Later, I heard Hu’s name in a more personal way from my friend and teacher Gui Biqing, because her beloved younger brother, Wang Yuanhua, had been an associate of Hu’s, both men active leftist writer/critics from Hubei working with the League of Left-Wing Writers in pre-liberation Shanghai. One day in 1955, Shanghai’s chief of police asked Wang to admit that Hu was a counter-revolutionary – warning Wang that if he did not, the consequences would be “severe.” Wang spent a long sleepless night in detention and the next day told the police chief that he did not consider Hu a counter-revolutionary. He was thus declared a member of the “Hu Feng counter-revolutionary clique” and jailed for the prime of his life; his wife was punished, too, and later, in the Cultural Revolution, even his sister, my teacher, was locked-up for eight months.
But, beyond the bare bones of his case and my teacher’s stories, I knew little about Hu Feng and always felt that I should learn more.
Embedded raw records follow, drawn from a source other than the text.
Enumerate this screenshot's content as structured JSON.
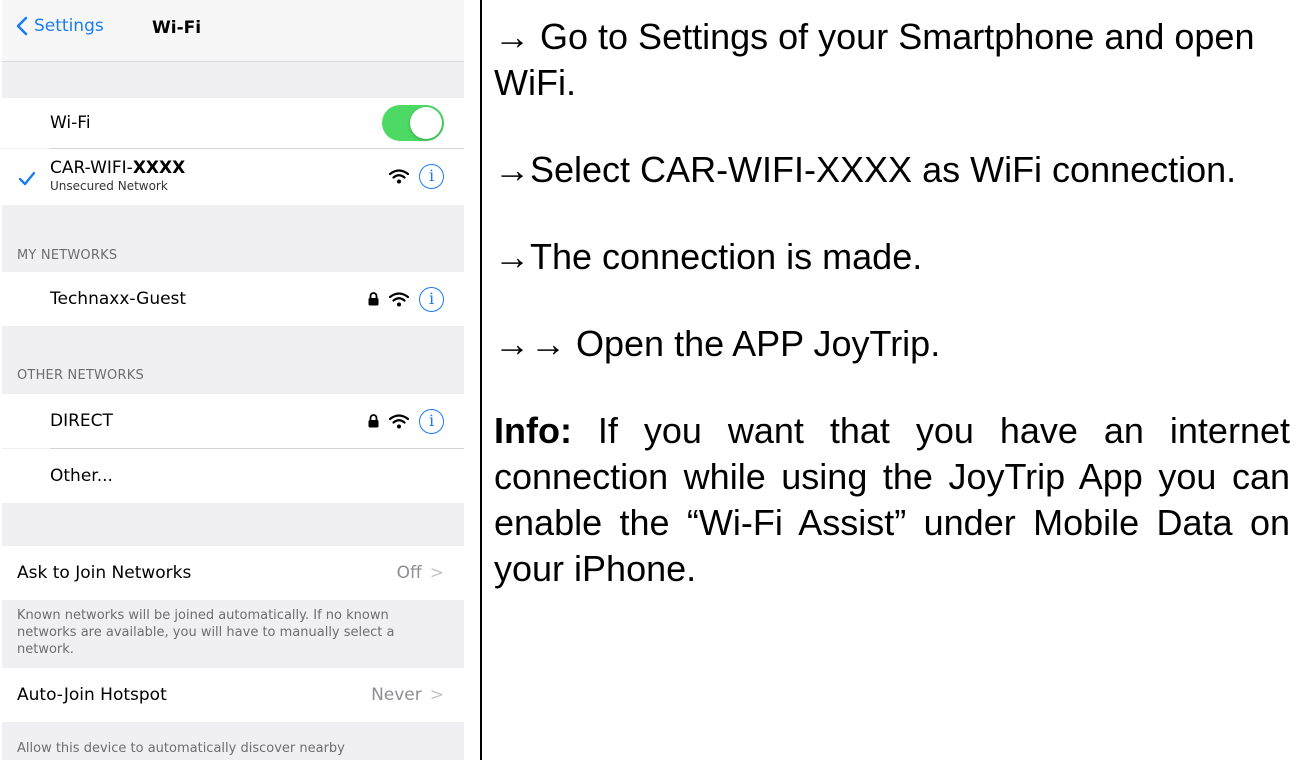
{
  "nav": {
    "back_label": "Settings",
    "title": "Wi-Fi"
  },
  "wifi_toggle": {
    "label": "Wi-Fi",
    "on": true,
    "color": "#4cd964"
  },
  "connected_network": {
    "name_prefix": "CAR-WIFI-",
    "name_bold": "XXXX",
    "subtitle": "Unsecured Network"
  },
  "my_networks": {
    "header": "MY NETWORKS",
    "items": [
      {
        "name": "Technaxx-Guest",
        "locked": true
      }
    ]
  },
  "other_networks": {
    "header": "OTHER NETWORKS",
    "items": [
      {
        "name": "DIRECT",
        "locked": true
      }
    ],
    "other_label": "Other..."
  },
  "ask_to_join": {
    "label": "Ask to Join Networks",
    "value": "Off",
    "footnote": "Known networks will be joined automatically. If no known networks are available, you will have to manually select a network."
  },
  "auto_join": {
    "label": "Auto-Join Hotspot",
    "value": "Never",
    "footnote": "Allow this device to automatically discover nearby"
  },
  "instructions": {
    "step1": "→ Go to Settings of your Smartphone and open WiFi.",
    "step2": "→Select CAR-WIFI-XXXX as WiFi connection.",
    "step3": "→The connection is made.",
    "step4": "→→ Open the APP JoyTrip.",
    "info_label": "Info:",
    "info_text": " If you want that you have an internet connection while using the JoyTrip App you can enable the “Wi-Fi Assist” under Mobile Data on your iPhone."
  },
  "colors": {
    "accent": "#1a7cf5",
    "toggle_on": "#4cd964",
    "group_bg": "#efeff4"
  }
}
The opportunity recently presented itself when I came across Gregor Benton’s 2013 English translation of “F: Hu Feng’s Prison Years,” a 1989 memoir by Mei Zhi – Hu’s wife, an established writer in her own right – that recounts in gripping, heartrending detail the Kafkaesque detentions, disappearances, and arrests to which her husband was subjected by a Communist Party so intent on crushing those who refused to tow its line that it ate its own, destroying the best and brightest intellectuals of an era.
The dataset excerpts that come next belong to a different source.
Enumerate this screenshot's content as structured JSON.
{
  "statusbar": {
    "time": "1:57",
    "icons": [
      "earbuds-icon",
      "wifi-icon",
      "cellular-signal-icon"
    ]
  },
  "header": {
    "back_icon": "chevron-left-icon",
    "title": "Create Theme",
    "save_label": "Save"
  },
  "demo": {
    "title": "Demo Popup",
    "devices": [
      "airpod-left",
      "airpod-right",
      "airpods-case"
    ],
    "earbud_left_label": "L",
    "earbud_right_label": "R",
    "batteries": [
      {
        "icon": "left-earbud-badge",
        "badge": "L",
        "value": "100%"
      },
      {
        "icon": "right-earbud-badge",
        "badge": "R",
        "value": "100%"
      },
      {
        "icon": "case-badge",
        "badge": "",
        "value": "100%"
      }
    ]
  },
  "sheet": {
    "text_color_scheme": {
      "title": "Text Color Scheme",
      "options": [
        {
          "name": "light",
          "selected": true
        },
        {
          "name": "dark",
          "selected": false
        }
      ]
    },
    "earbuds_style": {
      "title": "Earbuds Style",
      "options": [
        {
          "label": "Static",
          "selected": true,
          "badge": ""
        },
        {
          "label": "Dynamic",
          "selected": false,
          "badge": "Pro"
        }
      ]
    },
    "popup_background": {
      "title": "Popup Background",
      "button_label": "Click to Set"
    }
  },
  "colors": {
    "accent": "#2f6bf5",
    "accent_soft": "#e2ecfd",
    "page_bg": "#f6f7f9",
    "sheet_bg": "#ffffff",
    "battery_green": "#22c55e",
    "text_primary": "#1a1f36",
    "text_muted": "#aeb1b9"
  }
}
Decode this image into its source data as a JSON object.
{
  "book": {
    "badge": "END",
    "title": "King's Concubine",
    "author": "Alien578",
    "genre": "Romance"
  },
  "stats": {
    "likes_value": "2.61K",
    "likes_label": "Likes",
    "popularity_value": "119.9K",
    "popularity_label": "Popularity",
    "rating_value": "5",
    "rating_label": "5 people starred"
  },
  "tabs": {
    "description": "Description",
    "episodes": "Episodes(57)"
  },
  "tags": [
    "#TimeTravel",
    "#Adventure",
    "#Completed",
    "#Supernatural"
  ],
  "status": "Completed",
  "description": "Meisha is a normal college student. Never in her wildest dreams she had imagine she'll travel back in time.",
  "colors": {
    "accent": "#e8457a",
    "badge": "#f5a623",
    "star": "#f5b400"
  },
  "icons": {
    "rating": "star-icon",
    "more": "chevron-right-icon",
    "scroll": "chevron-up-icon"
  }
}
Hu Feng was a product of the May Fourth Movement and a disciple of Lu Xun, a committed leftist who believed that literature should inspire social transformation and reflect reality, but who also insisted on the role of the individual in the creative process. In the lingo of the era, he supported “subjectivism” and argued that artists and writers should not be dictated to and controlled by political bureaucrats – instead, they should be granted some autonomy so they could actually be creative.
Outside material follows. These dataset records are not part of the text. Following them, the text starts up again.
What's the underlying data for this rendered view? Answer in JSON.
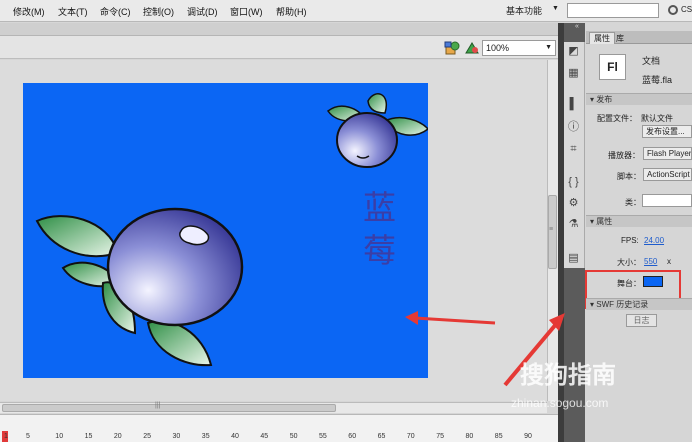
{
  "menu": {
    "items": [
      "修改(M)",
      "文本(T)",
      "命令(C)",
      "控制(O)",
      "调试(D)",
      "窗口(W)",
      "帮助(H)"
    ],
    "workspace_label": "基本功能",
    "search_label": "CS"
  },
  "toolbar": {
    "zoom_value": "100%"
  },
  "stage": {
    "background_color": "#0b66f4",
    "title_chars": [
      "蓝",
      "莓"
    ]
  },
  "timeline": {
    "frame_numbers": [
      "1",
      "5",
      "10",
      "15",
      "20",
      "25",
      "30",
      "35",
      "40",
      "45",
      "50",
      "55",
      "60",
      "65",
      "70",
      "75",
      "80",
      "85",
      "90"
    ]
  },
  "panel": {
    "tabs": [
      "属性",
      "库"
    ],
    "doc_logo": "Fl",
    "doc_type": "文档",
    "doc_name": "蓝莓.fla",
    "publish_section": "发布",
    "profile_label": "配置文件：",
    "profile_value": "默认文件",
    "publish_settings_button": "发布设置...",
    "player_label": "播放器：",
    "player_value": "Flash Player",
    "script_label": "脚本：",
    "script_value": "ActionScript",
    "class_label": "类：",
    "properties_section": "属性",
    "fps_label": "FPS:",
    "fps_value": "24.00",
    "size_label": "大小：",
    "size_value": "550",
    "size_unit": "x",
    "stage_label": "舞台：",
    "stage_color": "#0b66f4",
    "swf_section": "SWF 历史记录",
    "log_button": "日志"
  },
  "watermark": {
    "brand": "搜狗指南",
    "url": "zhinan.sogou.com"
  },
  "icons": [
    "edit-symbols-icon",
    "edit-scene-icon",
    "panel-collapse-icon",
    "swatches-icon",
    "grid-icon",
    "align-icon",
    "info-icon",
    "transform-icon",
    "code-icon",
    "components-icon",
    "motion-icon",
    "output-icon"
  ],
  "colors": {
    "highlight": "#e53935",
    "link": "#1e5ccc"
  }
}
This stance earned him enemies early on – well before 1949 – but he refused to back down, instead warning that a blind insistence on obedience to Party dictates would turn China into a “cultural desert” and founding several literary journals – like “July” and “Hope” – in which he promoted the works of like-minded young writers (among them the poet Ai Qing, the father of Ai Weiwei). Hu’s beliefs became increasingly problematic after Chairman Mao gave his speech at the Yanan Forum on Arts and Literature, in which he decreed that “There is no such thing as art for art’s sake, art that stands above classes, art that is detached from or independent of politics” and after which the Party began exerting ever tighter control over writers, artists – and the individual in general.
Nonetheless, Hu survived the transition to the PRC and was appointed to the editorial boards of the prominent journal People’s Literature and the Chinese Writer’s Union. He used these positions to promote professionalism, criticize the nation’s stagnating intellectual life, and decry the idea that writers could only focus on the lives of workers, peasants and soldiers – didn’t other people’s lives matter, too? In March of 1954, he drafted a 300,000 word “Report on the Real Situation in Literature and Art Since Liberation” and submitted it to Xi Zhongxun – the father of current president Xi Jinping, who then supervised cultural policies for the Party – who reportedly welcomed it. For good measure, Hu appended a long letter to the Politburo complaining that he had been ostracized and deprived of his right to work, and asking them to intercede.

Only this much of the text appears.